We peeled and cut sato imo (country, as opposed to city, potatoes), ninjin (carrots), tamanegi (big green onions), and nagai gobo (long Japanese root-vegetable-thing-maybe-related-to-radish). Tofu, miso, pork, koniaku (a jelly-type substance made from potatoes), and water were added, in addition to a touch of cooking sake. This was all cooked in a giant metal bowl nestled amidst the brick of a traditional wood-fired kamado (Japanese stove) just outside the meeting quarters (garage-like-building). It was a multi-hour, many womanned event, but lunch was ready just after noon. Tea, soup, and gohan (rice) were served on long tables surrounded half by toddlers, nearly other half by mothers, and two young assistant English teachers. Later, nine Koreans took part in the meal as well. There was plenty of food for everyone and it was great. With our best (poor) Japanese, we made Ms. Misako and Hiro aware that we would be back again.

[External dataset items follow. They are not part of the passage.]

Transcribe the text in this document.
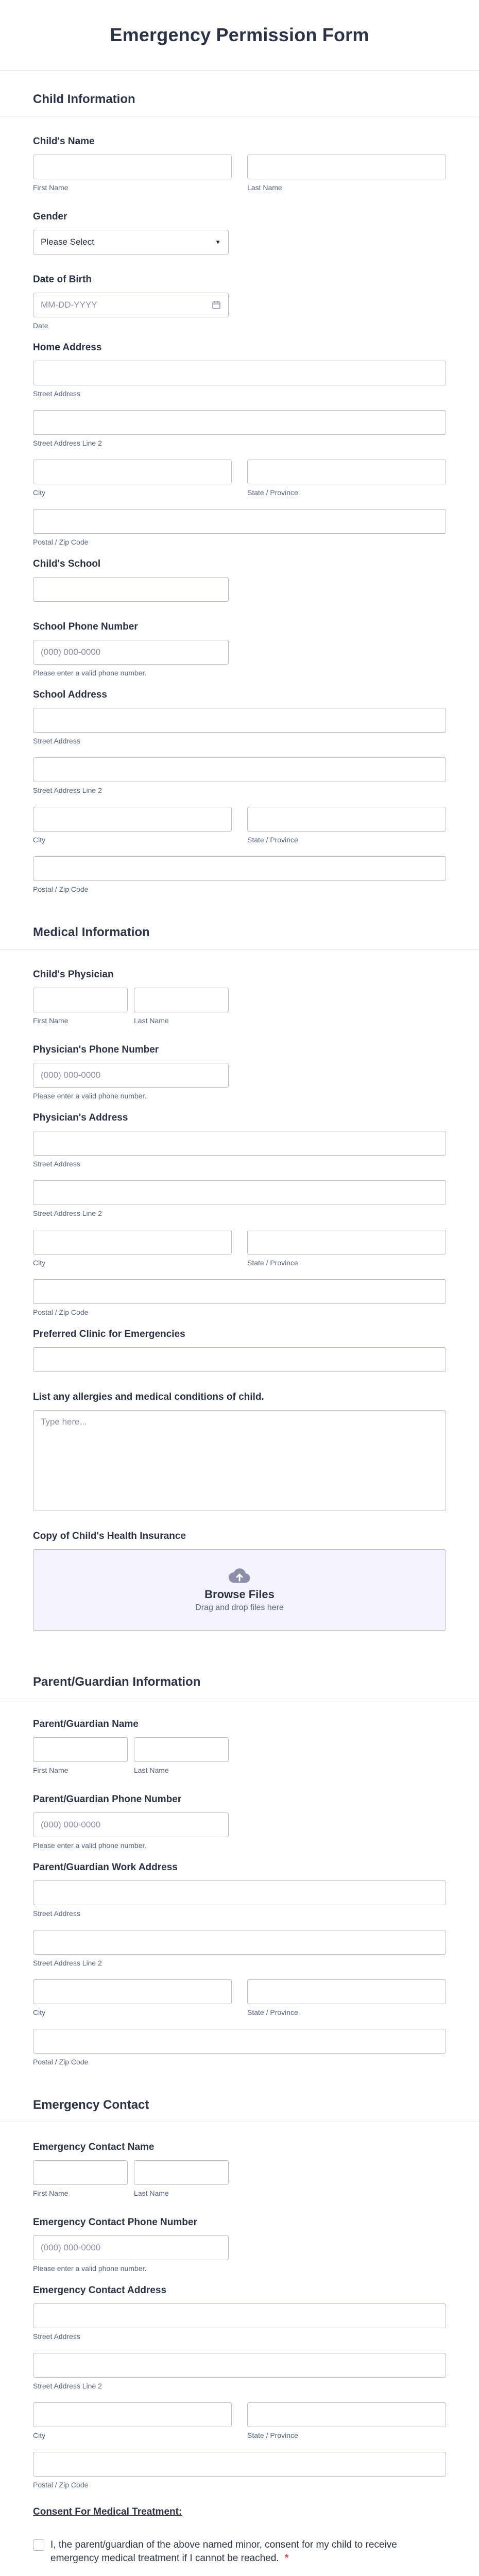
Emergency Permission Form
Child Information
Child's Name
First Name	Last Name
Gender
Please Select	▼
Date of Birth
MM-DD-YYYY
Date
Home Address
Street Address
Street Address Line 2
City	State / Province
Postal / Zip Code
Child's School
School Phone Number
(000) 000-0000
Please enter a valid phone number.
School Address
Street Address
Street Address Line 2
City	State / Province
Postal / Zip Code
Medical Information
Child's Physician
First Name	Last Name
Physician's Phone Number
(000) 000-0000
Please enter a valid phone number.
Physician's Address
Street Address
Street Address Line 2
City	State / Province
Postal / Zip Code
Preferred Clinic for Emergencies
List any allergies and medical conditions of child.
Type here...
Copy of Child's Health Insurance
Browse Files
Drag and drop files here
Parent/Guardian Information
Parent/Guardian Name
First Name	Last Name
Parent/Guardian Phone Number
(000) 000-0000
Please enter a valid phone number.
Parent/Guardian Work Address
Street Address
Street Address Line 2
City	State / Province
Postal / Zip Code
Emergency Contact
Emergency Contact Name
First Name	Last Name
Emergency Contact Phone Number
(000) 000-0000
Please enter a valid phone number.
Emergency Contact Address
Street Address
Street Address Line 2
City	State / Province
Postal / Zip Code
Consent For Medical Treatment:
I, the parent/guardian of the above named minor, consent for my child to receive emergency medical treatment if I cannot be reached. *
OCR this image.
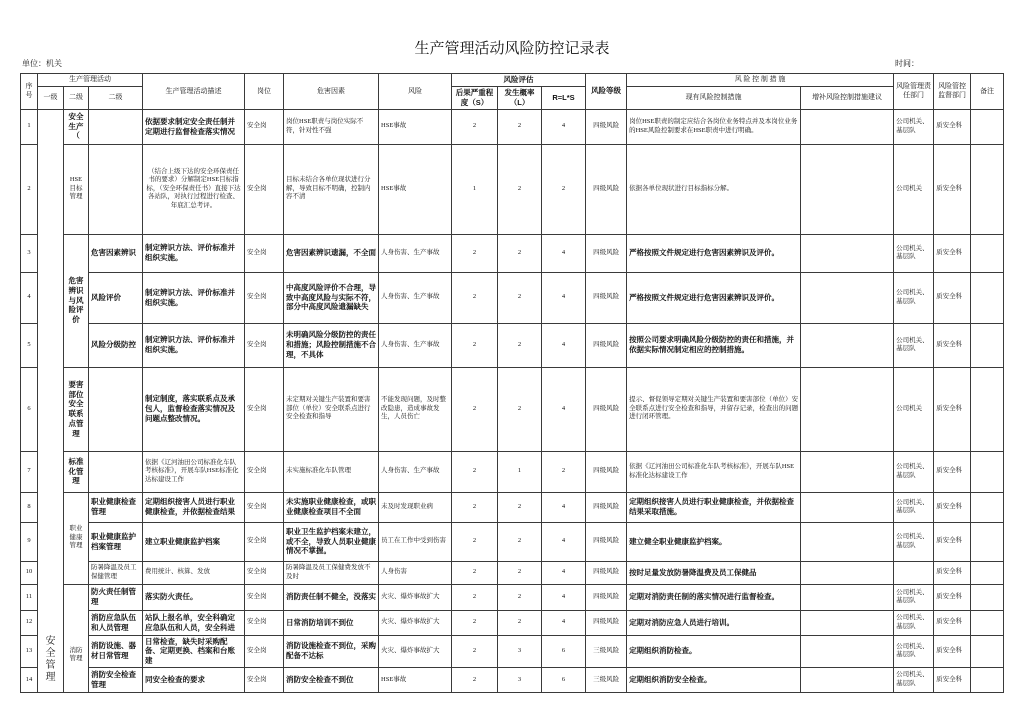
生产管理活动风险防控记录表
单位：机关	时间：
序号	生产管理活动			生产管理活动描述	岗位	危害因素	风险	风险评估			风险等级	风 险 控 制 措 施		风险管理责任部门	风险管控监督部门	备注
	一级	二级	二级					后果严重程度（S）	发生概率（L）	R=L*S		现有风险控制措施	增补风险控制措施建议			
1	安全管理	安全生产（		依据要求制定安全责任制并定期进行监督检查落实情况	安全岗	岗位HSE职责与岗位实际不符，针对性不强	HSE事故	2	2	4	四级风险	岗位HSE职责的制定应结合各岗位业务特点并及本岗位业务的HSE风险控制要求在HSE职责中进行明确。		公司机关、基层队	质安全科	
2		HSE目标管理		（结合上级下达的安全环保责任书的要求）分解制定HSE目标指标，（安全环保责任书）直接下达各站队，对执行过程进行检查、年底汇总考评。	安全岗	目标未结合各单位现状进行分解，导致目标不明确，控制内容不清	HSE事故	1	2	2	四级风险	依据各单位现状进行目标指标分解。		公司机关	质安全科	
3		危害辨识与风险评价	危害因素辨识	制定辨识方法、评价标准并组织实施。	安全岗	危害因素辨识遗漏，不全面	人身伤害、生产事故	2	2	4	四级风险	严格按照文件规定进行危害因素辨识及评价。		公司机关、基层队	质安全科	
4			风险评价	制定辨识方法、评价标准并组织实施。	安全岗	中高度风险评价不合理，导致中高度风险与实际不符，部分中高度风险遗漏缺失	人身伤害、生产事故	2	2	4	四级风险	严格按照文件规定进行危害因素辨识及评价。		公司机关、基层队	质安全科	
5			风险分级防控	制定辨识方法、评价标准并组织实施。	安全岗	未明确风险分级防控的责任和措施；风险控制措施不合理，不具体	人身伤害、生产事故	2	2	4	四级风险	按照公司要求明确风险分级防控的责任和措施，并依据实际情况制定相应的控制措施。		公司机关、基层队	质安全科	
6		要害部位安全联系点管理		制定制度，落实联系点及承包人，监督检查落实情况及问题点整改情况。	安全岗	未定期对关键生产装置和要害部位（单位）安全联系点进行安全检查和指导	不能发现问题，及时整改隐患，造成事故发生，人员伤亡	2	2	4	四级风险	提示、督促领导定期对关键生产装置和要害部位（单位）安全联系点进行安全检查和指导，并留存记录，检查出的问题进行闭环管理。		公司机关	质安全科	
7		标准化管理		依据《辽河油田公司标准化车队考核标准》，开展车队HSE标准化达标建设工作	安全岗	未实施标准化车队管理	人身伤害、生产事故	2	1	2	四级风险	依据《辽河油田公司标准化车队考核标准》，开展车队HSE标准化达标建设工作		公司机关、基层队	质安全科	
8		职业健康管理	职业健康检查管理	定期组织接害人员进行职业健康检查，并依据检查结果	安全岗	未实施职业健康检查，或职业健康检查项目不全面	未及时发现职业病	2	2	4	四级风险	定期组织接害人员进行职业健康检查，并依据检查结果采取措施。		公司机关、基层队	质安全科	
9			职业健康监护档案管理	建立职业健康监护档案	安全岗	职业卫生监护档案未建立，或不全，导致人员职业健康情况不掌握。	员工在工作中受到伤害	2	2	4	四级风险	建立健全职业健康监护档案。		公司机关、基层队	质安全科	
10			防暑降温及员工保健管理	费用统计、核算、发放	安全岗	防暑降温及员工保健费发放不及时	人身伤害	2	2	4	四级风险	按时足量发放防暑降温费及员工保健品			质安全科	
11		消防管理	防火责任制管理	落实防火责任。	安全岗	消防责任制不健全，没落实	火灾、爆炸事故扩大	2	2	4	四级风险	定期对消防责任制的落实情况进行监督检查。		公司机关、基层队	质安全科	
12			消防应急队伍和人员管理	站队上报名单，安全科确定应急队伍和人员，安全科进	安全岗	日常消防培训不到位	火灾、爆炸事故扩大	2	2	4	四级风险	定期对消防应急人员进行培训。		公司机关、基层队	质安全科	
13			消防设施、器材日常管理	日常检查，缺失时采购配备、定期更换、档案和台账建	安全岗	消防设施检查不到位，采购配备不达标	火灾、爆炸事故扩大	2	3	6	三级风险	定期组织消防检查。		公司机关、基层队	质安全科	
14			消防安全检查管理	同安全检查的要求	安全岗	消防安全检查不到位	HSE事故	2	3	6	三级风险	定期组织消防安全检查。		公司机关、基层队	质安全科	
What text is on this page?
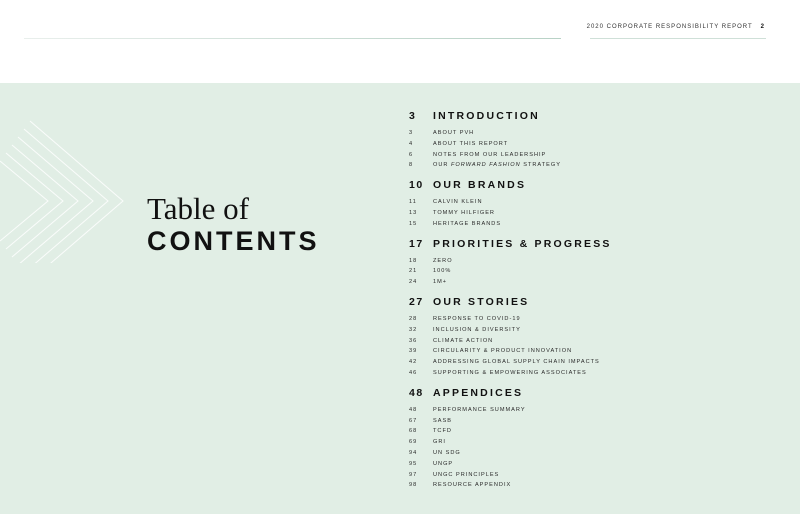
2020 CORPORATE RESPONSIBILITY REPORT 2
Table of
CONTENTS
3	INTRODUCTION
3	ABOUT PVH
4	ABOUT THIS REPORT
6	NOTES FROM OUR LEADERSHIP
8	OUR FORWARD FASHION STRATEGY
10 OUR BRANDS
11	CALVIN KLEIN
13	TOMMY HILFIGER
15	HERITAGE BRANDS
17 PRIORITIES & PROGRESS
18	ZERO
21	100%
24	1M+
27 OUR STORIES
28	RESPONSE TO COVID-19
32	INCLUSION & DIVERSITY
36	CLIMATE ACTION
39	CIRCULARITY & PRODUCT INNOVATION
42	ADDRESSING GLOBAL SUPPLY CHAIN IMPACTS
46	SUPPORTING & EMPOWERING ASSOCIATES
48 APPENDICES
48	PERFORMANCE SUMMARY
67	SASB
68	TCFD
69	GRI
94	UN SDG
95	UNGP
97	UNGC PRINCIPLES
98	RESOURCE APPENDIX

And then we left, walked through the sea at low tide to an island, swam back, and concluded our weekend up north we sea cucumbers, sea urchins, and one large blue starfish.



Okay, we didn't swim, we waded. But it was really windy and there was all sorts of liquid resistance on our calves.

The smell of the fire wafting from the stove, the rows of growing edibles, the running young, and tender old, it all reminded me of different parts, kinds, and times of home. Which is a little bit here now, too.

1 comment:

Kelly said...

Isn't it funny how different places can catch at you and become part of home?

I have many bits of home. The third floor of the Quad at SJU, a certain booth at Meeting Grounds, the ferry that runs between San Fran and the suburbs, many parts of China, the roof of Fr. Jack's parish in Peru, The Mississippi Headwaters, and the list could go on forever.

I can't wait until we can share our common Minnesota home again. Until then, take care.